Pace Gallery, one of the world’s biggest galleries, with nine locations worldwide, has added famed filmmaker and artist David Lynch to its roster. Through the arrangement, Lynch will have New York gallery representation for the first time ever in his career.
The gallery’s first exhibition with Lynch, intriguingly titled “Big Bongo Night,” will open in New York this November. It will coincide with an exhibition of Lynch’s works on paper further downtown, at Sperone Westwater gallery. In addition to paintings, the Pace show will feature mixed-media lamp sculptures.
“David has made an indelible mark on visual culture over the past five decades,” said Pace president and CEO Marc Glimcher in a statement.
“I am really happy to be at the Pace Gallery,” Lynch said in a statement. “Marc Glimcher came to my house and we had a great talk and some pretty damn good coffee. I told him I would try to do some good work for his gallery. I think he smiled and said, ‘You fuckin’ better!!!’”

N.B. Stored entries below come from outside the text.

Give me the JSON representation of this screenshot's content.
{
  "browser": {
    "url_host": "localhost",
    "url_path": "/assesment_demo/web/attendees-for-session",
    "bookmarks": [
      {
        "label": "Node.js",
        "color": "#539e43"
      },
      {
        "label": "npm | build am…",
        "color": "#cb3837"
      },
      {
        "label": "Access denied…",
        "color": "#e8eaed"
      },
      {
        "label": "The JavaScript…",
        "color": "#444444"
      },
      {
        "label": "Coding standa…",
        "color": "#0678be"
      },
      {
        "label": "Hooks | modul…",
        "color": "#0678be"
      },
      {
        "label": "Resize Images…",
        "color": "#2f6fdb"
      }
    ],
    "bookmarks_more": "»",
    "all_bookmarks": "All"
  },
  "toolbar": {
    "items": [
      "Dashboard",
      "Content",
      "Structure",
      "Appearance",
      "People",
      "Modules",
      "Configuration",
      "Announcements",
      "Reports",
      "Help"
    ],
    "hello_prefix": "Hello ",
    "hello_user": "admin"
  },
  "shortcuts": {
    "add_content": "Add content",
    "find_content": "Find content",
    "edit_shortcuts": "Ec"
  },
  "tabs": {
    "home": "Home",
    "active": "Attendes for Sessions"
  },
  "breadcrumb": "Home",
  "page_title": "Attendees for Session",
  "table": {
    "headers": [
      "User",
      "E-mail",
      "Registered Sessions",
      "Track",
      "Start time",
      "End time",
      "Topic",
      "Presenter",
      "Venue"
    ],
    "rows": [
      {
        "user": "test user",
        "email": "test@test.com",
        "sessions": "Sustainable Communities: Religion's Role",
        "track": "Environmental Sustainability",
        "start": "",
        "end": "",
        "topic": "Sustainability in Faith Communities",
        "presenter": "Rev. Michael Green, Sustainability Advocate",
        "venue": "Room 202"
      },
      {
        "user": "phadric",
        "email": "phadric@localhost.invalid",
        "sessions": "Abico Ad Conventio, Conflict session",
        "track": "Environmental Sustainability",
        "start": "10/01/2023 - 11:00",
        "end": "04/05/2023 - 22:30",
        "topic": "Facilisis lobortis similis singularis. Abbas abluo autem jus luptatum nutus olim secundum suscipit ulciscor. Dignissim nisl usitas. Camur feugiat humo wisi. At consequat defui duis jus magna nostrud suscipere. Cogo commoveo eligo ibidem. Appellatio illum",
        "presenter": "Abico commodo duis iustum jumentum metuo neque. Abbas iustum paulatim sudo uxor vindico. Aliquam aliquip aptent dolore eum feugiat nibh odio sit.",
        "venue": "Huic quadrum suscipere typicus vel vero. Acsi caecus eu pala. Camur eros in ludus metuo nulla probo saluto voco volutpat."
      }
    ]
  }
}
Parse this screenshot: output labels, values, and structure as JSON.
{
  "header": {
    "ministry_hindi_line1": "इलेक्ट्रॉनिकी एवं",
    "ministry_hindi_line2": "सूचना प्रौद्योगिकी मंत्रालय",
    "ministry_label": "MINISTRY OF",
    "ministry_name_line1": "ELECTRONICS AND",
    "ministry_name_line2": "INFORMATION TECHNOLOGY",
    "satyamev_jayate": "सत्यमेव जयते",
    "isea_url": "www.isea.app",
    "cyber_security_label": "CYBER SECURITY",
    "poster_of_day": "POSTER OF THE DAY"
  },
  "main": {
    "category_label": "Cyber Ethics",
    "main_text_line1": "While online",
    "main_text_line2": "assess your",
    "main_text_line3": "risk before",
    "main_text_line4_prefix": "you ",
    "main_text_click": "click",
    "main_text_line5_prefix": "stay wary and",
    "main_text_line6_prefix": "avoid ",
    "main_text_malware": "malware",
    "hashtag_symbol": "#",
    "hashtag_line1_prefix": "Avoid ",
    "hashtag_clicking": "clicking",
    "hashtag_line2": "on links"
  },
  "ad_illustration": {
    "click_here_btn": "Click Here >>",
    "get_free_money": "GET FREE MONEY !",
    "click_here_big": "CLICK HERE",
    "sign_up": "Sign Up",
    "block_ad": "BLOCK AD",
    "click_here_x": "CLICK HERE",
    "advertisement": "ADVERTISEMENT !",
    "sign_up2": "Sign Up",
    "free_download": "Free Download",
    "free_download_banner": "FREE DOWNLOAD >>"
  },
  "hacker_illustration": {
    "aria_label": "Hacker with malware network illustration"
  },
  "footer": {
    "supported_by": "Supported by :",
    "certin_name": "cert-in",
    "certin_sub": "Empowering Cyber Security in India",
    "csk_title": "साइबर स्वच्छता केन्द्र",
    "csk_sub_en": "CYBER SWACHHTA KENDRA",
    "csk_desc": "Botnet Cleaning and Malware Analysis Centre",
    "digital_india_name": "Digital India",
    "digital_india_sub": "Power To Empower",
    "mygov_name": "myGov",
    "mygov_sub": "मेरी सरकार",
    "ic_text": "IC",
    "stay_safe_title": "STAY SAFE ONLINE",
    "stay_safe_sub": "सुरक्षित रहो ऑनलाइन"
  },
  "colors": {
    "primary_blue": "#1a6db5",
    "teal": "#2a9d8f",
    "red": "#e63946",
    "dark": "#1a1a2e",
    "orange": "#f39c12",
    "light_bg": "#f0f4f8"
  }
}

Lynch is best known for surreal films like Blue Velvet (1986) and Mulholland Drive (2001), as well as for the TV series Twin Peaks (1990–91). His representation with Pace comes amid a heightened awareness of his art, which has often taken the form of paintings that invoke nightmarish visions set in domestic spaces, much in the same way his films do.
In fact, Lynch was trained as an artist before he even made his first feature film, Eraserhead. He attended the Pennsylvania Academy of Fine Art during the ’60s and went on to produce installations and paintings that foreshadowed the dream-like imagery of his narrative features. His earliest works feature vomiting figures and Francis Bacon–inspired tableaux. None of that is mentioned in the official biography supplied by Lynch for the Pace announcement, which simply reads, “Eagle Scout.”
More recently, there have been attempts to bring to light this aspect of Lynch’s output, which has often gone under-recognized, even though it once caught the attention of the famed New York dealer Leo Castelli. His art was the subject of a 2014 retrospective at the Pennsylvania Academy of Fine Art and a 2016 documentary that was released theatrically.
Asked in 2018 how it felt to have his artistic career finally acknowledged more widely, Lynch told ARTnews, “It’s OK! But it’s just been recently OK, because they don’t really take painters seriously if you’re known for something else. You’re supposed to only do one thing, right? But now things have changed.”
Lynch had formerly been represented by Los Angeles’s Kayne Griffin gallery, which shuttered when it merged with Pace earlier this year. He’s also had exhibitions with Sperone Westwater and Jack Tilton Gallery.
Lynch is the latest in a rapid succession of artists that Pace has taken on in the past few months. Others include Acaye Kerunen, who appeared in this year’s Ugandan Pavilion at the Venice Biennale; Gideon Appah, a young Ghanaian painter; and Matthew Day Jackson, who left Hauser & Wirth to join Pace.